Since we've gotten the bike running it has never idled(we left the carb how it was besides cleaning it). We've cleaned the carb 2 times now extensively (its together correctly). Idk if you caught it but when i got this bike it was in horrible condition. Carb was seized, magnesium clutch case was rotted, clutch plates stuck together etc etc. When we "tuned" it, it was because the bike would not idle and bogged at low rpm. We stopped the bogging but it will not idle no matter what we do. It will idle with the choke on though, which would mean what its getting not enough gas? Yet whenever we try to start it without the choke (unless its warm), it floods.

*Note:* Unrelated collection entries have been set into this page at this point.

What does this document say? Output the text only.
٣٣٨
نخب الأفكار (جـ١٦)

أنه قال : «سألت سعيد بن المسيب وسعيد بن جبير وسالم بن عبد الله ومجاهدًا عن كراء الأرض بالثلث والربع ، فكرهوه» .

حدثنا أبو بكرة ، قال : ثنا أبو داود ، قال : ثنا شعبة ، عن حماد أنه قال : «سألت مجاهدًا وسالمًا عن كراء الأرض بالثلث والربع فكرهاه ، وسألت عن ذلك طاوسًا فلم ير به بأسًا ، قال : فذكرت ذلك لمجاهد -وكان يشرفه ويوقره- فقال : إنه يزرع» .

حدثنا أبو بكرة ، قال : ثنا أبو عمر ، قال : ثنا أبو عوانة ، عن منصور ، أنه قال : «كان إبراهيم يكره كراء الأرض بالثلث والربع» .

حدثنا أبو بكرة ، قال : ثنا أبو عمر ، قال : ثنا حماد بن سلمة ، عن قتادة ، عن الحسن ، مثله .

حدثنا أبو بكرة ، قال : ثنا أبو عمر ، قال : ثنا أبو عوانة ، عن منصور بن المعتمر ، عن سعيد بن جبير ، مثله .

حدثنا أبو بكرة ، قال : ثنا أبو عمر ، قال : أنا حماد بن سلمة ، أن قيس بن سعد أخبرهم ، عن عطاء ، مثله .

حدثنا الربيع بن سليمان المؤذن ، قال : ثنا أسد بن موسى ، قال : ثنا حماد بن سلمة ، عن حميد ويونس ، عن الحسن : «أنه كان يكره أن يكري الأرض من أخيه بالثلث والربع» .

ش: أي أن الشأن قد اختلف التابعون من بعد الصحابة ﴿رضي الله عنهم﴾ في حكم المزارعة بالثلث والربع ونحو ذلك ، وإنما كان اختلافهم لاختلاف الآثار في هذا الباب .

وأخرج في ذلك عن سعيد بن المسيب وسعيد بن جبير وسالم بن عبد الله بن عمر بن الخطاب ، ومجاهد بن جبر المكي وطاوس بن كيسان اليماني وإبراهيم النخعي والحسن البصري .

This was worst carb I've ever seen. The whole inside was BLACK. Floats would not move.
 
I know you have had a tough time with this but sometimes going back to basics is the answer
if you are close to sea level set the carb as stock and assume nothing, the VM has many adaptations
main jet, needle jet, idle jet, needle position, needle size, air screw, slide cutaway, air jet
they all affect it one way or another and may have been so poorly done you are fighting it everywhere
and when you mentioned choke, it's an enrichment circuit and they can be a problem too
 
400 main jet
Q6 needle jet
6D H3 needle
clip groove 4th from top
2.5 slide
35 pilot jet
2.0 air jet
1.5 airscrew
these are a good place to start if you are sea level to 800 maybe 1000' elevation and 60 F, leaner going up richer getting colder
 
Years ago I bought a Yamaha 360MX that was in excellent condition, stored inside by the second owner for 25 years (yes, 25). Even though he had drained the fuel, the carb was still pretty varnished up. Took it all apart as I've done a zillion times before, cleaned the bee-Jesus out of it and all the jets and passageways, but still the bike would not run right especially under load. Recleaned recleaned recleaned....to no avail (BTW, the pictures I've posted were from that very carb, which is now a paperweight). The main needle jet was plugged in its internal passages and rather that screwing around buying needle jet/jet needle combinations, I just bought an entire new carb for around $100.
 
Do you know which VM the 400 comes with?


@geezer
Is it possible for you to take a pic of the inside of that paper weight carb? Not the bowl

Sure, no problem. Specifically, what do you want to see? I removed the jets (main and needle jet and jet needle) and can't remember if there's still a pilot jet in there or not (probably not, most likely residing in my jet collection). Floats and float valve are probably still in there.
 
Sure, no problem. Specifically, what do you want to see? I removed the jets (main and needle jet and jet needle) and can't remember if there's still a pilot jet in there or not (probably not, most likely residing in my jet collection). Floats and float valve are probably still in there.

Well i kinda wanted to see the pilot jet spot. I know where they are, but i want to see if mine looks the same as someone elses.